In the children's section, there was only me and 4 grannies in the queue so we only had to wait 90 minutes. I watched the CBBC children's TV and agreed that all kiddie program writers eat the wrong mushrooms. Nurse #1 fondled my rigid digit a bit and said let's have an X-ray.
Nurse #2 X-rayed my shattered limb 3 times. I was briefly worried about whether it'd hurt, and it hurts as much as getting your picture taken. Nurse #3 said yes, you've actually managed to break your finger. Nurse #4 bandaged it to my ring finger and said come back next week to check if you're still alive.
We drove back to school post haste and I was there dead on time, just coming from the wrong direction. I poked my head into my classroom, and with bandaged pinky aloft, announced that I had survived the ordeal, and that I would have to type my written assignments for the foreseeable, for there are things that us chaps need our right hands for, and that is one of them.
So we picked Ben up from school, because that does not change. At home, we did Klash of Klans and giggled frantically and went to the park and met the JBs, for that does not change. But I just could not play the usual game of Giant Tennis Ball Tag, for I can't throw the ball or, indeed, get hit by it, so that was a bummer, and I sat it out, in the sun.
The rest played football with some girlies in spandex dance-suits (pictures not available) while I talked to Pops, but when the JBs mum came, I said can I go now and play some X-box quietly at home.
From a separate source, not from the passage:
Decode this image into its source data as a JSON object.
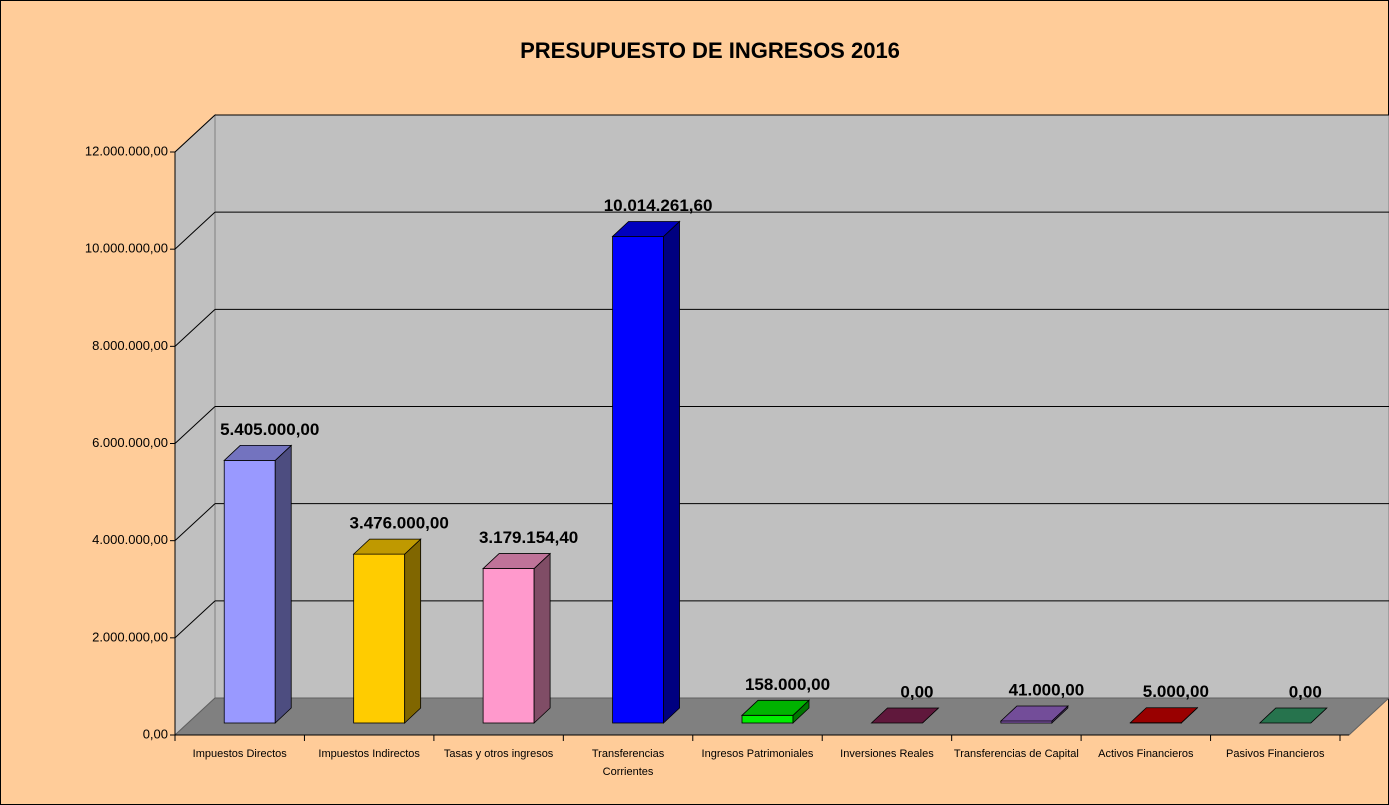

But somehow the voting switched direction like a tea party when the beer turns up and all of a sudden all of us were back at mine, playing X-box and looking up new servers on the PC.
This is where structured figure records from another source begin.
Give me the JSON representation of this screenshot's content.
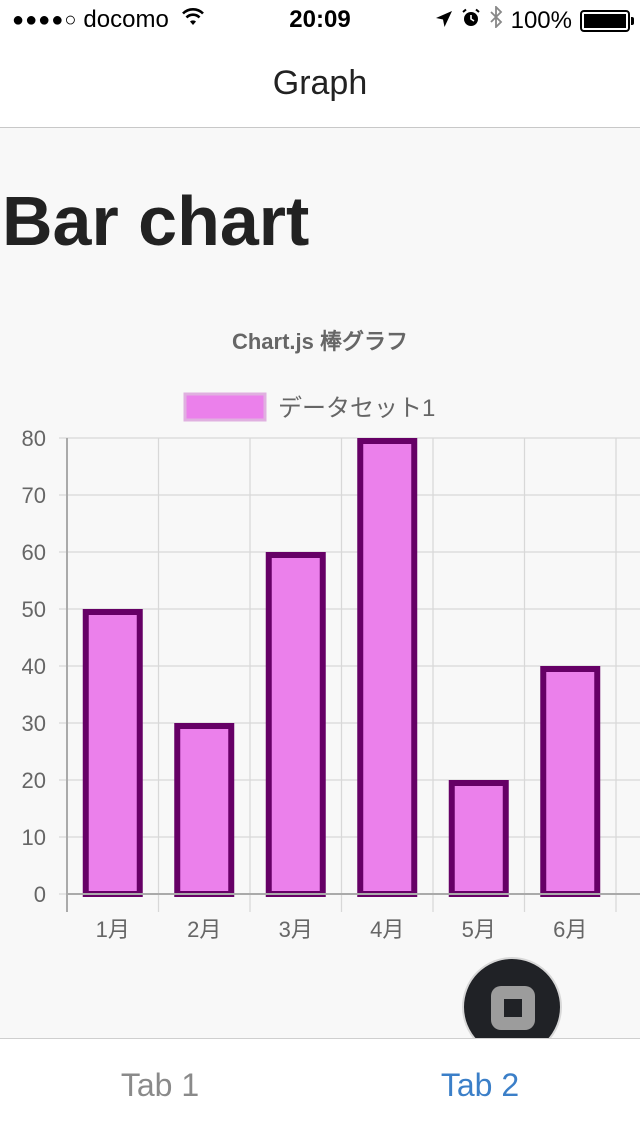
{
  "status_bar": {
    "signal": "●●●●○",
    "carrier": "docomo",
    "time": "20:09",
    "battery": "100%",
    "battery_level": 1.0
  },
  "nav": {
    "title": "Graph"
  },
  "page": {
    "heading": "Bar chart"
  },
  "chart_data": {
    "type": "bar",
    "title": "Chart.js 棒グラフ",
    "categories": [
      "1月",
      "2月",
      "3月",
      "4月",
      "5月",
      "6月"
    ],
    "series": [
      {
        "name": "データセット1",
        "values": [
          50,
          30,
          60,
          80,
          20,
          40
        ]
      }
    ],
    "ylim": [
      0,
      80
    ],
    "yticks": [
      0,
      10,
      20,
      30,
      40,
      50,
      60,
      70,
      80
    ],
    "xlabel": "",
    "ylabel": "",
    "grid": true,
    "legend_position": "top",
    "fill_color": "#eb80eb",
    "border_color": "#660066"
  },
  "tabs": [
    {
      "label": "Tab 1",
      "active": false
    },
    {
      "label": "Tab 2",
      "active": true
    }
  ],
  "colors": {
    "active_tab": "#3b7fc8",
    "inactive_tab": "#8a8a8a"
  }
}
Johnny found one where you have to build a challenge item (eg a bunny rabbit, cup cake or basket-ball) in a set time and everyone gets to vote on how good your creation is. We did some voting too and declared everyone else's stuff to be Pantyhose.
And the other one was hide and seek where you are in fact a Minecraft block and people try to find you and kill you, the final form of the evolved MeinKraft player. We oscillated loudly between games and there were no appearances of Indigno, Huffalo or any of the Magic Circle all day apart from where Bud had to turn the monitor off to get them to leave.
I found that my fatal injury did not stop me from operating the controls of the X-box or PC, or being noisy, and everyone was nice about it.
When Jof got home I did get sympathy but it's not like I need it, but I shall milk it a little with asking to get washed etc, for I am Brinky, the Man with the Broken Pinky.